My breath caught with wonder. The night stretched endlessly above us, deeper than any sky I had ever seen—as we’d conversed night had fully fallen, and now the expanse was ink-dark and scattered with stars that burned brighter than they had any right to, as though this world had forgotten how to dim them.

Moonlight spilled across the stone balcony, bathing everything in silver, softening the ruin into something almost beautiful.

For a moment, I forgot to breathe. “It’s beautiful,” I murmured.

“It wasn’t always like this,” Evander said, his gaze fixed on the horizon. “Before the curse, this place was…alive.”

I moved closer to the edge of the balcony, resting my hands lightly against the cool stone. Evander joined me a moment later, close enough our shoulders brushed. Rather than move away, I leaned in closer, seeking his presence.

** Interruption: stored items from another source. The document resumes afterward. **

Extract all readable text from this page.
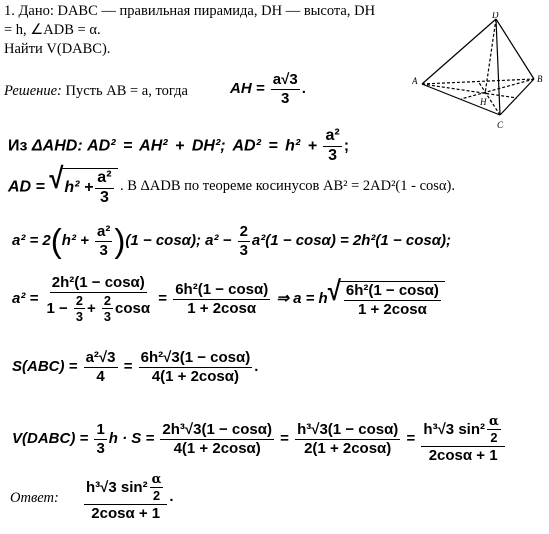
1. Дано: DABC — правильная пирамида, DH — высота, DH
= h, ∠ADB = α.
Найти V(DABC).
D
A	B
C
H
Решение: Пусть AB = a, тогда	AH = $\frac{a√3}{3}$ .
Из ΔAHD: AD² = AH² + DH²; $AD^2 = h^2 + \frac{\text{a²}}{3}$ ;
AD = √ $h^2 + \frac{\text{a²}}{3}$ . В ΔADB по теореме косинусов AB² = 2AD²(1 - cosα).
$a^2 = 2(h^2 + \frac{\text{a²}}{3} )(1 - \cos\alpha)$; $a^2 - \frac{2}{3} a^2(1 - \cos\alpha) = 2h^2(1 - \cos\alpha)$;
$a^2 = \frac{\text{2h²(1 − cosα)}}{1 - \frac{2}{3} + \frac{2}{3} \cos\alpha} = \frac{\text{6h²(1 − cosα)}}{1 + 2\cos\alpha}$ ⇒ a = h √ $\frac{\text{6h²(1 − cosα)}}{1 + 2\cos\alpha}$
$S(ABC) = \frac{\text{a²√3}}{4} = \frac{\text{6h²√3(1 − cosα)}}{4(1 + 2\cos\alpha)}$ .
V(DABC) = $\frac{1}{3}$ $h \cdot S = \frac{\text{2h³√3(1 − cosα)}}{4(1 + 2\cos\alpha)} = \frac{\text{h³√3(1 − cosα)}}{2(1 + 2\cos\alpha)} = \frac{h^3√3 \sin^2 \frac{\alpha}{2}}{2\cos\alpha + 1}$
Ответ: $\frac{h^3√3 \sin^2 \frac{\alpha}{2}}{2\cos\alpha + 1}$ .
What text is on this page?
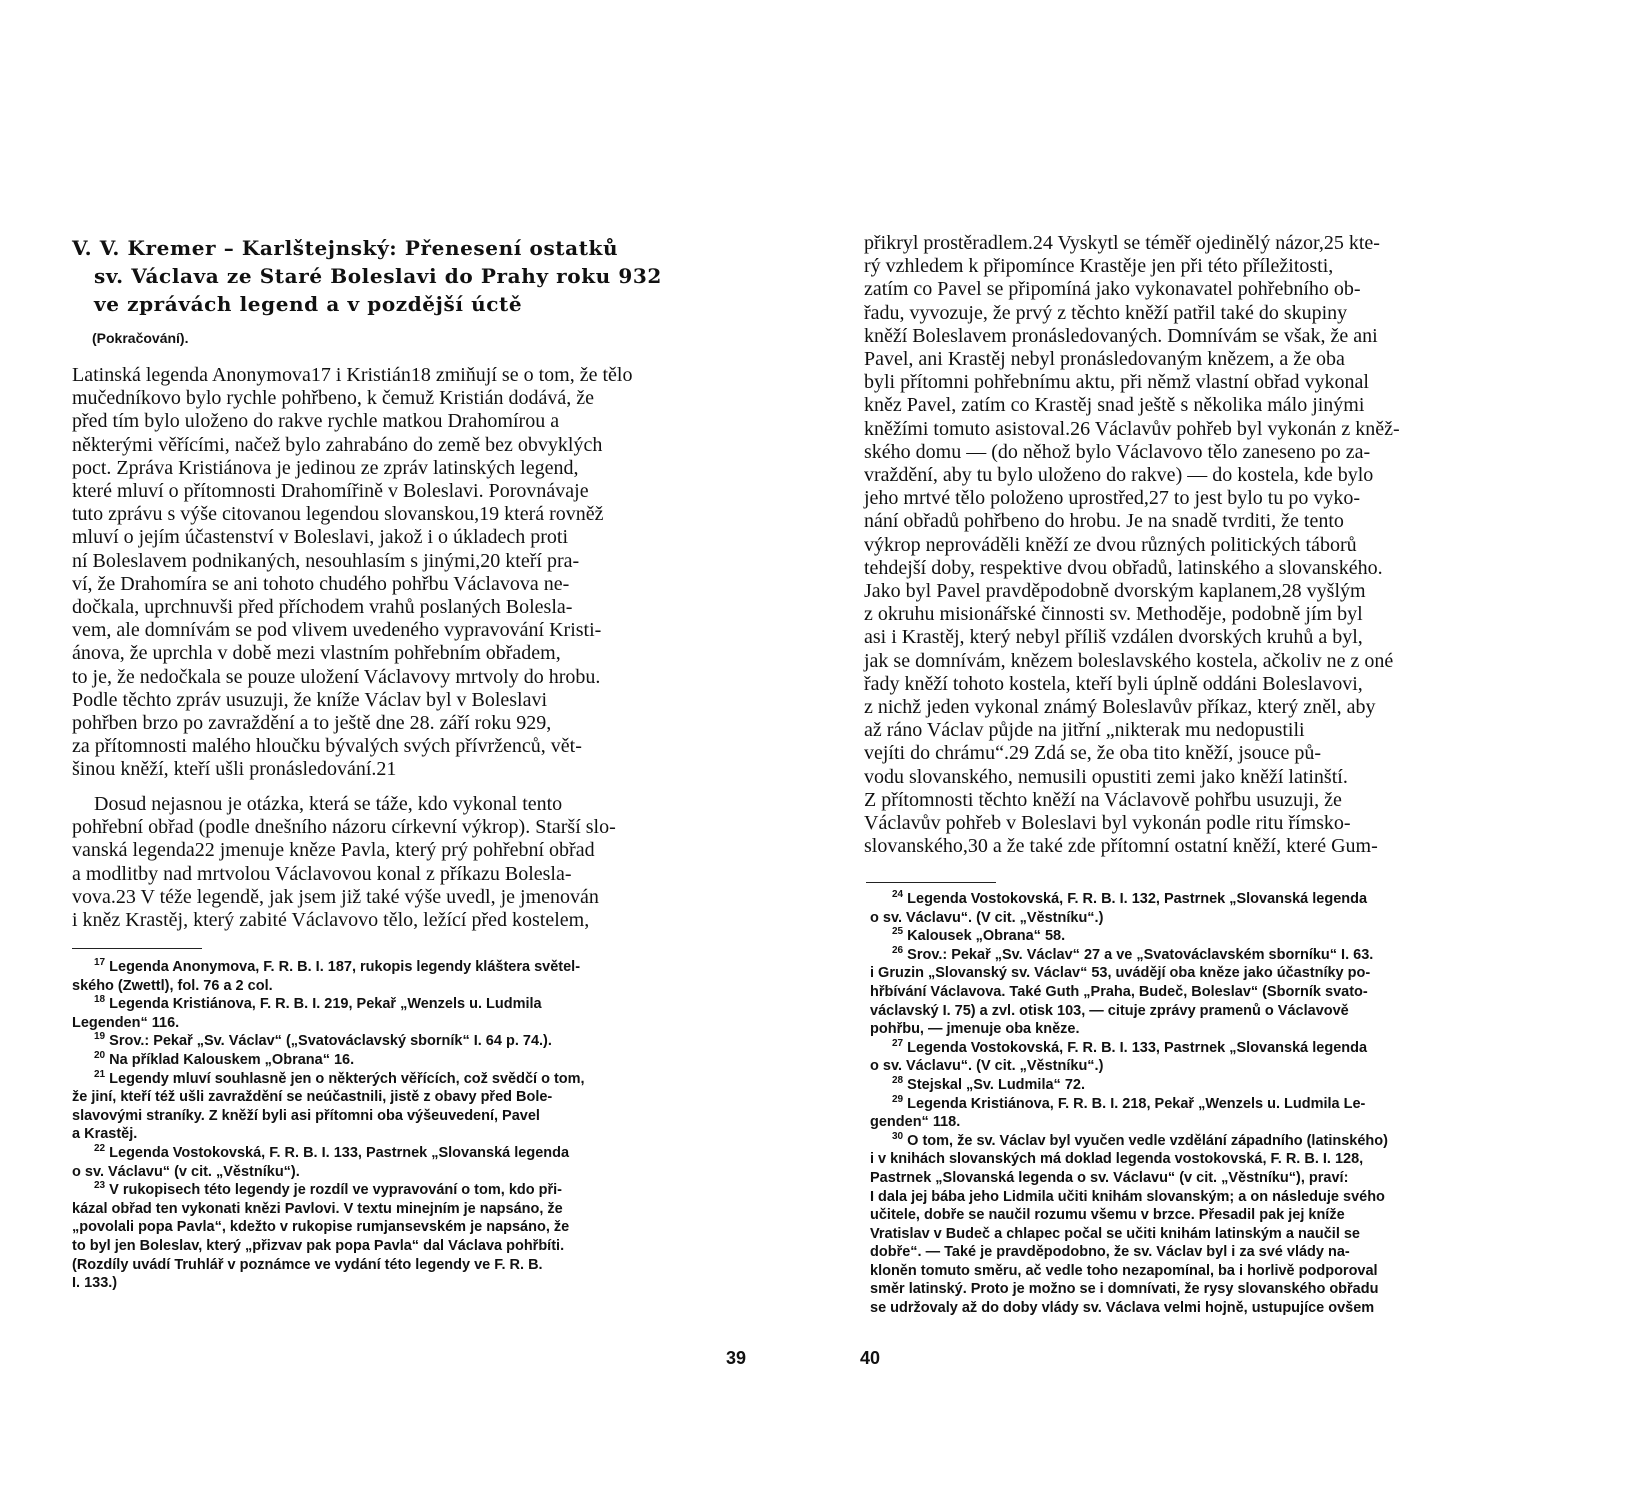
V. V. Kremer – Karlštejnský: Přenesení ostatků
sv. Václava ze Staré Boleslavi do Prahy roku 932
ve zprávách legend a v pozdější úctě
(Pokračování).
Latinská legenda Anonymova17 i Kristián18 zmiňují se o tom, že tělo
mučedníkovo bylo rychle pohřbeno, k čemuž Kristián dodává, že
před tím bylo uloženo do rakve rychle matkou Drahomírou a
některými věřícími, načež bylo zahrabáno do země bez obvyklých
poct. Zpráva Kristiánova je jedinou ze zpráv latinských legend,
které mluví o přítomnosti Drahomířině v Boleslavi. Porovnávaje
tuto zprávu s výše citovanou legendou slovanskou,19 která rovněž
mluví o jejím účastenství v Boleslavi, jakož i o úkladech proti
ní Boleslavem podnikaných, nesouhlasím s jinými,20 kteří pra-
ví, že Drahomíra se ani tohoto chudého pohřbu Václavova ne-
dočkala, uprchnuvši před příchodem vrahů poslaných Bolesla-
vem, ale domnívám se pod vlivem uvedeného vypravování Kristi-
ánova, že uprchla v době mezi vlastním pohřebním obřadem,
to je, že nedočkala se pouze uložení Václavovy mrtvoly do hrobu.
Podle těchto zpráv usuzuji, že kníže Václav byl v Boleslavi
pohřben brzo po zavraždění a to ještě dne 28. září roku 929,
za přítomnosti malého hloučku bývalých svých přívrženců, vět-
šinou kněží, kteří ušli pronásledování.21
Dosud nejasnou je otázka, která se táže, kdo vykonal tento
pohřební obřad (podle dnešního názoru církevní výkrop). Starší slo-
vanská legenda22 jmenuje kněze Pavla, který prý pohřební obřad
a modlitby nad mrtvolou Václavovou konal z příkazu Bolesla-
vova.23 V téže legendě, jak jsem již také výše uvedl, je jmenován
i kněz Krastěj, který zabité Václavovo tělo, ležící před kostelem,
$^{17}$ Legenda Anonymova, F. R. B. I. 187, rukopis legendy kláštera světel-
ského (Zwettl), fol. 76 a 2 col.
$^{18}$ Legenda Kristiánova, F. R. B. I. 219, Pekař „Wenzels u. Ludmila
Legenden“ 116.
$^{19}$ Srov.: Pekař „Sv. Václav“ („Svatováclavský sborník“ I. 64 p. 74.).
$^{20}$ Na příklad Kalouskem „Obrana“ 16.
$^{21}$ Legendy mluví souhlasně jen o některých věřících, což svědčí o tom,
že jiní, kteří též ušli zavraždění se neúčastnili, jistě z obavy před Bole-
slavovými straníky. Z kněží byli asi přítomni oba výšeuvedení, Pavel
a Krastěj.
$^{22}$ Legenda Vostokovská, F. R. B. I. 133, Pastrnek „Slovanská legenda
o sv. Václavu“ (v cit. „Věstníku“).
$^{23}$ V rukopisech této legendy je rozdíl ve vypravování o tom, kdo při-
kázal obřad ten vykonati knězi Pavlovi. V textu minejním je napsáno, že
„povolali popa Pavla“, kdežto v rukopise rumjansevském je napsáno, že
to byl jen Boleslav, který „přizvav pak popa Pavla“ dal Václava pohřbíti.
(Rozdíly uvádí Truhlář v poznámce ve vydání této legendy ve F. R. B.
I. 133.)
39
přikryl prostěradlem.24 Vyskytl se téměř ojedinělý názor,25 kte-
rý vzhledem k připomínce Krastěje jen při této příležitosti,
zatím co Pavel se připomíná jako vykonavatel pohřebního ob-
řadu, vyvozuje, že prvý z těchto kněží patřil také do skupiny
kněží Boleslavem pronásledovaných. Domnívám se však, že ani
Pavel, ani Krastěj nebyl pronásledovaným knězem, a že oba
byli přítomni pohřebnímu aktu, při němž vlastní obřad vykonal
kněz Pavel, zatím co Krastěj snad ještě s několika málo jinými
kněžími tomuto asistoval.26 Václavův pohřeb byl vykonán z kněž-
ského domu — (do něhož bylo Václavovo tělo zaneseno po za-
vraždění, aby tu bylo uloženo do rakve) — do kostela, kde bylo
jeho mrtvé tělo položeno uprostřed,27 to jest bylo tu po vyko-
nání obřadů pohřbeno do hrobu. Je na snadě tvrditi, že tento
výkrop neprováděli kněží ze dvou různých politických táborů
tehdejší doby, respektive dvou obřadů, latinského a slovanského.
Jako byl Pavel pravděpodobně dvorským kaplanem,28 vyšlým
z okruhu misionářské činnosti sv. Methoděje, podobně jím byl
asi i Krastěj, který nebyl příliš vzdálen dvorských kruhů a byl,
jak se domnívám, knězem boleslavského kostela, ačkoliv ne z oné
řady kněží tohoto kostela, kteří byli úplně oddáni Boleslavovi,
z nichž jeden vykonal známý Boleslavův příkaz, který zněl, aby
až ráno Václav půjde na jitřní „nikterak mu nedopustili
vejíti do chrámu“.29 Zdá se, že oba tito kněží, jsouce pů-
vodu slovanského, nemusili opustiti zemi jako kněží latinští.
Z přítomnosti těchto kněží na Václavově pohřbu usuzuji, že
Václavův pohřeb v Boleslavi byl vykonán podle ritu římsko-
slovanského,30 a že také zde přítomní ostatní kněží, které Gum-
$^{24}$ Legenda Vostokovská, F. R. B. I. 132, Pastrnek „Slovanská legenda
o sv. Václavu“. (V cit. „Věstníku“.)
$^{25}$ Kalousek „Obrana“ 58.
$^{26}$ Srov.: Pekař „Sv. Václav“ 27 a ve „Svatováclavském sborníku“ I. 63.
i Gruzin „Slovanský sv. Václav“ 53, uvádějí oba kněze jako účastníky po-
hřbívání Václavova. Také Guth „Praha, Budeč, Boleslav“ (Sborník svato-
václavský I. 75) a zvl. otisk 103, — cituje zprávy pramenů o Václavově
pohřbu, — jmenuje oba kněze.
$^{27}$ Legenda Vostokovská, F. R. B. I. 133, Pastrnek „Slovanská legenda
o sv. Václavu“. (V cit. „Věstníku“.)
$^{28}$ Stejskal „Sv. Ludmila“ 72.
$^{29}$ Legenda Kristiánova, F. R. B. I. 218, Pekař „Wenzels u. Ludmila Le-
genden“ 118.
$^{30}$ O tom, že sv. Václav byl vyučen vedle vzdělání západního (latinského)
i v knihách slovanských má doklad legenda vostokovská, F. R. B. I. 128,
Pastrnek „Slovanská legenda o sv. Václavu“ (v cit. „Věstníku“), praví:
I dala jej bába jeho Lidmila učiti knihám slovanským; a on následuje svého
učitele, dobře se naučil rozumu všemu v brzce. Přesadil pak jej kníže
Vratislav v Budeč a chlapec počal se učiti knihám latinským a naučil se
dobře“. — Také je pravděpodobno, že sv. Václav byl i za své vlády na-
kloněn tomuto směru, ač vedle toho nezapomínal, ba i horlivě podporoval
směr latinský. Proto je možno se i domnívati, že rysy slovanského obřadu
se udržovaly až do doby vlády sv. Václava velmi hojně, ustupujíce ovšem
40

I followed his gaze, taking in the vast expanse above us.

The stars shimmered with impossible clarity, like a painting just completed, its fresh paint still glistening.

Silence settled between us, but it wasn’t empty.

The night breathed around us—the faint whisper of wind, the distant echo of something unseen, alive in a way that felt beautiful and almost real.

“I don’t understand this world,” I admitted, my voice soft so as not to shatter the reverence around us. “Or how I fit into it. Part of me is still convinced this is a dream; the other part doesn’t know what to think.”

“You’re not meant to fully understand yet,” he said.

“Then what am I meant to do?”

His gaze shifted to me, steady and searching in a way that made it difficult to look away. “Just stay. You don’t have to keep running anymore.”